Publication year - 2018
Publication title -
new phytologist
Language(s) - English
Resource type - Journals
SCImago Journal Rank - 3.742
H-Index - 244
eISSN - 1469-8137
pISSN - 0028-646X
DOI - 10.1111/nph.15185
Subject(s) - amazon rainforest , environmental science , biomass (ecology) , evergreen , ecosystem , forest ecology , climate change , forest structure , agroforestry , physical geography , canopy , ecology , geography , biology
Summary The impact of increases in drought frequency on the Amazon forest's composition, structure and functioning remain uncertain. We used a process‐ and individual‐based ecosystem model ( ED 2) to quantify the forest's vulnerability to increased drought recurrence.
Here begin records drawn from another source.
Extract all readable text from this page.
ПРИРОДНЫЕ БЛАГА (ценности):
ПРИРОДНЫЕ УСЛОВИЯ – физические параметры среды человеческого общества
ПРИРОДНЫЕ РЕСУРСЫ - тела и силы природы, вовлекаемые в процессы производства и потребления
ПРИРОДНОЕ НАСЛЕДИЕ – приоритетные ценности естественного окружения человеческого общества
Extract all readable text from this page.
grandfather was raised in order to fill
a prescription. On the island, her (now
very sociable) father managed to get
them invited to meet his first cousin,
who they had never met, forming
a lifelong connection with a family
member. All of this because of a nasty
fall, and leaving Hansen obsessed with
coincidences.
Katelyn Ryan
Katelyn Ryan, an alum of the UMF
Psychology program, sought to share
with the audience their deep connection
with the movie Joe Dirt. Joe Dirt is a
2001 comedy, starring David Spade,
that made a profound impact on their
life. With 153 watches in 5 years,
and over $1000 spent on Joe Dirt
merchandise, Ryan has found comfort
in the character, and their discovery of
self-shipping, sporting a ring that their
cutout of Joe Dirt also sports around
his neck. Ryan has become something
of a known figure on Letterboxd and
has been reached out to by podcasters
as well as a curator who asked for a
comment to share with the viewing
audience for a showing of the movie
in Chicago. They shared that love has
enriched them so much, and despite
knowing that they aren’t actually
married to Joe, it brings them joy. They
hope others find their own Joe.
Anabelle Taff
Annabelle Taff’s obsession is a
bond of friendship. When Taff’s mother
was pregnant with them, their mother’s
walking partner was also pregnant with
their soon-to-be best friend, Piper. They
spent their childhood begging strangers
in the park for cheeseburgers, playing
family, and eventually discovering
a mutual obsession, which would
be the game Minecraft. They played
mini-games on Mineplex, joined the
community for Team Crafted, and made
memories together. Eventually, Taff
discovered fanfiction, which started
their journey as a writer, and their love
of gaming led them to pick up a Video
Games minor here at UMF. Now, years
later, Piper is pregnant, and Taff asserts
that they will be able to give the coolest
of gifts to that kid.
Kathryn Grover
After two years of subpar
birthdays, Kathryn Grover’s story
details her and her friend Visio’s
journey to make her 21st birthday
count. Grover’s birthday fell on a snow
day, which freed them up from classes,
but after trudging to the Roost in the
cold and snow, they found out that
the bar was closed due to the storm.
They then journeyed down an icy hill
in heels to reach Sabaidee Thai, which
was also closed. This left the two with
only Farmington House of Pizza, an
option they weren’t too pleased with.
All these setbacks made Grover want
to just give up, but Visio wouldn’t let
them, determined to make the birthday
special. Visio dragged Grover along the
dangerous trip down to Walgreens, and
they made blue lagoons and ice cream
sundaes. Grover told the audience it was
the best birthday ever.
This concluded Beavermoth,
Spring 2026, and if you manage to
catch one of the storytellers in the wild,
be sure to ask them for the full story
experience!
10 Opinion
We generated meteorologically realistic, drier‐than‐observed rainfall scenarios for two Amazon forest sites, Paracou (wetter) and Tapajós (drier), to evaluate the impacts of more frequent droughts on forest biomass, structure and composition. The wet site was insensitive to the tested scenarios, whereas at the dry site biomass declined when average rainfall reduction exceeded 15%, due to high mortality of large‐sized evergreen trees. Biomass losses persisted when year‐long drought recurrence was shorter than 2–7 yr, depending upon soil texture and leaf phenology. From the site‐level scenario results, we developed regionally applicable metrics to quantify the Amazon forest's climatological proximity to rainfall regimes likely to cause biomass loss > 20% in 50 yr according to ED 2 predictions. Nearly 25% (1.8 million km 2 ) of the Amazon forests could experience frequent droughts and biomass loss if mean annual rainfall or interannual variability changed by 2σ. At least 10% of the high‐emission climate projections ( CMIP 5/ RCP 8.5 models) predict critically dry regimes over 25% of the Amazon forest area by 2100.